1. Launch QuarkXPress and create a new document by clicking File > New Document. This opens the New Document dialog. Choose "US Letter" from the "Size" box and Quark™ will supply the 8 1/2 x 11 inch paper dimensions. Enter 36 points for each of the Margin Guides. If the default units of measurement are setup in points, you don't have to enter "pt" after each number. Click each of the "Facing Pages" and "Automatic Text Box" check boxes. The data placed in this dialog sets up the default master page for the document. Click "OK".

techdoc001.gif

2. At this point Quark will insert one blank master page (which it calls "A-Master A" and which you can rename) and one blank document page into the document. Click File > Save, name the file "techdoc.qxd" then click "Save".

A master page is a page you design which can be applied to any document page. Master pages give a document a distinct and consistent look. You place text and picture boxes, page rules and other objects on a master page just like any other document page. The big advantage to using master pages (like style tags) is that changes made to one master page will reflect on all the pages of your document to which the master page has been applied.

Below is the "Document View" showing the blank page.

techdoc002.gif

3. There are three views (or displays) in Quark. There is a document view, a master page view and a thumbnails view. Quark doesn't express these views in exactly these terms, but they exist, nevertheless. You shift between document and master pages as you work. One way to shift between them is via the Document palette (below).

The Document palette is divided into three sections. The top section contains blanks for creating new master pages. There is a blank for single pages and a blank for facing pages. The center section contains the master pages that have been defined in your document and the bottom section displays the document pages along the spine of the document. You create a new master page by dragging a blank from the top to the center section. You apply existing master pages to the document by dragging them from the center section to pages in the bottom section.

You shift to the document by double-clicking on any document page icon in the bottom section. You shift to a master page by double-clicking on any master page icon in the center section.

The "A" in page one of the Document palette shown below shows that page one is based on the "A-Master A" master page (defined in step 1 above). Double-click the master page icon "A-Master A" for the next step.

techdoc007.gif

4. Below are the master pages of the spread created in step 1. Click the Item tool itemtool.gif (the top button in the Tool Palette) to prepare for the next step.

techdoc003.gif

5. The first thing to place in our master pages will be page guides for objects to snap to. You also can place page guides on individual document pages but when each page requires guides in the same positions, it makes more sense to make one set of guides on a master page that will appear on every page of your document.

The zoom factor affects the precision of the placement of page guides. You determine the zoom factor by trial and error. The zoom factor you choose in setting up your own master pages will depend upon where the page guides will be placed. In this case zoom to 400%.

If the rulers and the Measurements palette are not already showing, click View > Show Rulers and View > Show Measurements to display them. Drag the mouse from the top ruler downwards watching the Measurements palette as you drag. When the y-coordinate reaches 112.5 points, release the mouse button.

techdoc004a.gif

6. The y-coordinate will be displayed in the Measurements palette so long as the mouse button is held down while dragging a horizontal page guide.

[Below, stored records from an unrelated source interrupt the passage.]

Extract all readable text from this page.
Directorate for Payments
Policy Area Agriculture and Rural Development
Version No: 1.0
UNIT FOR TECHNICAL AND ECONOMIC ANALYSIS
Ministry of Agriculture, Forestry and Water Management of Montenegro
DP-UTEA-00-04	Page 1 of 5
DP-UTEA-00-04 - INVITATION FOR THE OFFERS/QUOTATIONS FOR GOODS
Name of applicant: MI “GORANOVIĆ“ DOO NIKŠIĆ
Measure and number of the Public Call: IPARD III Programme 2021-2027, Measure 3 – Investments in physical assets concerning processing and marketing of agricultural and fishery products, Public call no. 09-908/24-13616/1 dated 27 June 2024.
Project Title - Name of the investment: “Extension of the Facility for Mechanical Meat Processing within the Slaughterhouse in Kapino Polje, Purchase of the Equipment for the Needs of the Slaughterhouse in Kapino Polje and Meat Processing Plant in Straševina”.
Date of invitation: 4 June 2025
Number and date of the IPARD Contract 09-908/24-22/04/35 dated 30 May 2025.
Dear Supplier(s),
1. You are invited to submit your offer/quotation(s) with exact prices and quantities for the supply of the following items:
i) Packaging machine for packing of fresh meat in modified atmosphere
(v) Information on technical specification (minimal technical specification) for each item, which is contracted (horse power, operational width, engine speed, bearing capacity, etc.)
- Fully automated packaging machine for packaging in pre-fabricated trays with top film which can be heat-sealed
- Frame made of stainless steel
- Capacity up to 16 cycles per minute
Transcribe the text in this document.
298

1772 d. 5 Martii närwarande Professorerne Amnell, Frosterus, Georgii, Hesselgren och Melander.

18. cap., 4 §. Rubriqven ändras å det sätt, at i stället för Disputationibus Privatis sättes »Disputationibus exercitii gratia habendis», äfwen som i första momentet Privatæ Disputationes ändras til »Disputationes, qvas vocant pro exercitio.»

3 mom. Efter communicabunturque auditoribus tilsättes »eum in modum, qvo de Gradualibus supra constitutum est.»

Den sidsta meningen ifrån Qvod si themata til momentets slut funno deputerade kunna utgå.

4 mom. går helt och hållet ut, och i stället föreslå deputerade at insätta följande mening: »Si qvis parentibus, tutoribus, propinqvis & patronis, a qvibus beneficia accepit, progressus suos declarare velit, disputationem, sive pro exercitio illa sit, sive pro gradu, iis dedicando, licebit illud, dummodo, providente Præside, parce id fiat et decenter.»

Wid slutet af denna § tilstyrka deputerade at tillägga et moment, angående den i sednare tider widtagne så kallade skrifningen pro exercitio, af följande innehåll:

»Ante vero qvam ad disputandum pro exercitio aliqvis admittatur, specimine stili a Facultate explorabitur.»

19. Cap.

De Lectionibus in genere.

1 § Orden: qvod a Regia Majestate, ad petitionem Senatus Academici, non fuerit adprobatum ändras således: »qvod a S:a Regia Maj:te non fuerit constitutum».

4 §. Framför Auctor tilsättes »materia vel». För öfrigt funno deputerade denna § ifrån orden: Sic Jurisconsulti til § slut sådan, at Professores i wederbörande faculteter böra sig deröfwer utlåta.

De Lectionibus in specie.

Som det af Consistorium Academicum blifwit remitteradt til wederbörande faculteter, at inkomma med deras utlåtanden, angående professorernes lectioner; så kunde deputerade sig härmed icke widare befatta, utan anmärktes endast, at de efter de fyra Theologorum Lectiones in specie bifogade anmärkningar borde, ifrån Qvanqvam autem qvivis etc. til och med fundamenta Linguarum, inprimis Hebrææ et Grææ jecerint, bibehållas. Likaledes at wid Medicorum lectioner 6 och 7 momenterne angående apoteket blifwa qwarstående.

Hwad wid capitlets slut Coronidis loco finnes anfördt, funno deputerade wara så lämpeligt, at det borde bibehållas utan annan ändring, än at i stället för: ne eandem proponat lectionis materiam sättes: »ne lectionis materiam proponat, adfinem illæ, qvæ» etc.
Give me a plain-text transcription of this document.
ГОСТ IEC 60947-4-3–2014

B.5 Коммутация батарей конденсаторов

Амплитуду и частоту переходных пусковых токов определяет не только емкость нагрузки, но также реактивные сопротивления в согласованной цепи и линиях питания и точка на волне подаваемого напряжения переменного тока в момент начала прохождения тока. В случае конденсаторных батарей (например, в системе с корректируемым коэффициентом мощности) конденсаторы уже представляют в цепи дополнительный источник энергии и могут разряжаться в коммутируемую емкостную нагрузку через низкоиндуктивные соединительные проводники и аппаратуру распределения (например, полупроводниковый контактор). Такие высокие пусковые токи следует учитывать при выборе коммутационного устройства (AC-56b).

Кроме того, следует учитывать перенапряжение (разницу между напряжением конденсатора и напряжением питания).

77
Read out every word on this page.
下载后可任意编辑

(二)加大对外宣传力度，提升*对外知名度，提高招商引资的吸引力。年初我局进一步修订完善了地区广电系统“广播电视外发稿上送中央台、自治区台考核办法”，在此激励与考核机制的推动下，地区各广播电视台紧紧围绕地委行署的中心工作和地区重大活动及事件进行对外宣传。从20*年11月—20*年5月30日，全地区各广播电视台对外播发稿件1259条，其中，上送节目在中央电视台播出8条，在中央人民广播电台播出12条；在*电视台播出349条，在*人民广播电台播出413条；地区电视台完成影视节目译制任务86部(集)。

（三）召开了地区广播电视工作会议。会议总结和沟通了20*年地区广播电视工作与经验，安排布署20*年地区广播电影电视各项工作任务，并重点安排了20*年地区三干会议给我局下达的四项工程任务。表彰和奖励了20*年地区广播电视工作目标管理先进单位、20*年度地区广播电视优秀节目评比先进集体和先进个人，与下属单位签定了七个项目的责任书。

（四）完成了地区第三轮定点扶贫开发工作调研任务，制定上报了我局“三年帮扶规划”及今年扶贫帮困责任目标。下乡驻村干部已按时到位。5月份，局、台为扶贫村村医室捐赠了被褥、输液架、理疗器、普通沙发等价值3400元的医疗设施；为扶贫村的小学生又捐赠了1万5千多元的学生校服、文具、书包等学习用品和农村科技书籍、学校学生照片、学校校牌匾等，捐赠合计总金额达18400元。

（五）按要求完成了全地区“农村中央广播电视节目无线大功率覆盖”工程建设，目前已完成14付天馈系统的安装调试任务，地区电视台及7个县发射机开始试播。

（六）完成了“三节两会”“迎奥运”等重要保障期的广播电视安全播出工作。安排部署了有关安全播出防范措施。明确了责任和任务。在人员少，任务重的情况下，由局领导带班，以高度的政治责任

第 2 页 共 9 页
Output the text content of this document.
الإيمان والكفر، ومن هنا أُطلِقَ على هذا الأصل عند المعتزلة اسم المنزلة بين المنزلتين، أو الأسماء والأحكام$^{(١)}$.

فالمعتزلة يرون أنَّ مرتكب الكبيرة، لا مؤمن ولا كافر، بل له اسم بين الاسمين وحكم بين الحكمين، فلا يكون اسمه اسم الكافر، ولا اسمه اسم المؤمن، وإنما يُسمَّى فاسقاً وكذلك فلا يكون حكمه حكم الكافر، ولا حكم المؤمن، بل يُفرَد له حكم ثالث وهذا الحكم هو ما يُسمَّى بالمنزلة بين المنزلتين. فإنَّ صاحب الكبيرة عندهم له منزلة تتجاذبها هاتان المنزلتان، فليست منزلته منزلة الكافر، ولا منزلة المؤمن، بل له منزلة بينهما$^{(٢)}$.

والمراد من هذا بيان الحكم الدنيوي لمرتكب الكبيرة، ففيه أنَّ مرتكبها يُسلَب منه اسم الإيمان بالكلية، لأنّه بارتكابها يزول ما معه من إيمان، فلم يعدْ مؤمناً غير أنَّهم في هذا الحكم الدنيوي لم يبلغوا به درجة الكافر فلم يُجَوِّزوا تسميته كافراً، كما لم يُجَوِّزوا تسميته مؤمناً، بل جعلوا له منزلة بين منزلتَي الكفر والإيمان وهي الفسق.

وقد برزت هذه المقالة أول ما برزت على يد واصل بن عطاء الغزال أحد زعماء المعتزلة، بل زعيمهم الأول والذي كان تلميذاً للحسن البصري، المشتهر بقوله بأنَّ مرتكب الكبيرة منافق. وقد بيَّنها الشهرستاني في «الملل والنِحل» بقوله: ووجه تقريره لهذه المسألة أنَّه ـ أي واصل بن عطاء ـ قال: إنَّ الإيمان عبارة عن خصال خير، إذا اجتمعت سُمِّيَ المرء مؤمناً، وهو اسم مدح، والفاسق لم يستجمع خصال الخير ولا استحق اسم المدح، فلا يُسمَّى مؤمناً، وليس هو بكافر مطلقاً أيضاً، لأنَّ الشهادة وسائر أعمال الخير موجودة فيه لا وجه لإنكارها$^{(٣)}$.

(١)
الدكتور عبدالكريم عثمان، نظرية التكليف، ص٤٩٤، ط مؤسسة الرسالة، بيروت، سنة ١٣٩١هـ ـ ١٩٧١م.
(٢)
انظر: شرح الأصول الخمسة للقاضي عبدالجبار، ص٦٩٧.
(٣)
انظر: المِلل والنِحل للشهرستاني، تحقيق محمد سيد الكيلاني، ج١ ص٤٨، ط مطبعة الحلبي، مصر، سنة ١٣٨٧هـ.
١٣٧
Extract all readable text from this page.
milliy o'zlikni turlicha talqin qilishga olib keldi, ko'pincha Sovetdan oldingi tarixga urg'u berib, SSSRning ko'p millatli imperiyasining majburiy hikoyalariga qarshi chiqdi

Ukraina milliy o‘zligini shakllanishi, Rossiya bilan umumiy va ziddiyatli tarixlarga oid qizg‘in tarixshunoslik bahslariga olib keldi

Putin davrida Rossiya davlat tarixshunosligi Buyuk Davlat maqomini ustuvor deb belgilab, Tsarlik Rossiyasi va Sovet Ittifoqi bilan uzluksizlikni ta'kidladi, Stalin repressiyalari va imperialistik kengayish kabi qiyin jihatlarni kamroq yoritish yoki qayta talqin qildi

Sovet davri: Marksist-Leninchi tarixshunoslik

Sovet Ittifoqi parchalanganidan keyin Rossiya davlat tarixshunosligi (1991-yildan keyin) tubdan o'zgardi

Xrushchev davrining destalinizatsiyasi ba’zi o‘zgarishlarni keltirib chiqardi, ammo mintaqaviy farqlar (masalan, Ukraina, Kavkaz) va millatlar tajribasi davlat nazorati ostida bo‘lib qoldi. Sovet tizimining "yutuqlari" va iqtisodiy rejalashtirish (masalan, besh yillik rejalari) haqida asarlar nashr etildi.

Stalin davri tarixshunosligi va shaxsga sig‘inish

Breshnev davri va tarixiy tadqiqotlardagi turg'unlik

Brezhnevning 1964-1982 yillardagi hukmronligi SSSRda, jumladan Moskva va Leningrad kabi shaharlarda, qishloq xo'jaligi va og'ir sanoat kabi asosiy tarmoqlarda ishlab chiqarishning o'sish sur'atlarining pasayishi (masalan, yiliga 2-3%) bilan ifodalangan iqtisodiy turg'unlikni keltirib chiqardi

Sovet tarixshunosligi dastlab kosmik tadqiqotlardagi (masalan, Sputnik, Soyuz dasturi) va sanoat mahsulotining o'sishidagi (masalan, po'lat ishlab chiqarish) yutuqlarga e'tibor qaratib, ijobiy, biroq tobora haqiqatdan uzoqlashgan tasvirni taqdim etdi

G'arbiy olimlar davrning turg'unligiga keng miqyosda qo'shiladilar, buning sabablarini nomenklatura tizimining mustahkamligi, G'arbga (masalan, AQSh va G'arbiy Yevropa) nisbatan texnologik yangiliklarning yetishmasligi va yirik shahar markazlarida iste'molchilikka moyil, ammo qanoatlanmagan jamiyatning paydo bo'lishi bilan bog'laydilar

Conversely, the x-coordinate will be displayed while dragging a vertical page guide. As soon as the mouse button is released, the coordinate value will disappear from the Measurements palette. There is no way to select a page guide and position it with the measurements palette by entering values in the x and y coordinates. This is why the zoom factor must be worked out before creating or repositioning page guides. Page guides are deleted by first selecting the Item tool then dragging the page guide into the ruler and releasing the mouse button.

techdoc004c.gif

7. That brings us to a very important point about using QuarkXPress. Always record the zoom value used to position page guides in the event that they become inadvertently repositioned. Beginning with version 4.04, Quark has included the Guides Manager extension. This utility will enable you to lock page guides and prevent their being moved by accident. Prior to the Guides Manager, it was often faster to ditch a page and recreate it by pasting the page objects on a new page than to try to fool with repositioning page guides.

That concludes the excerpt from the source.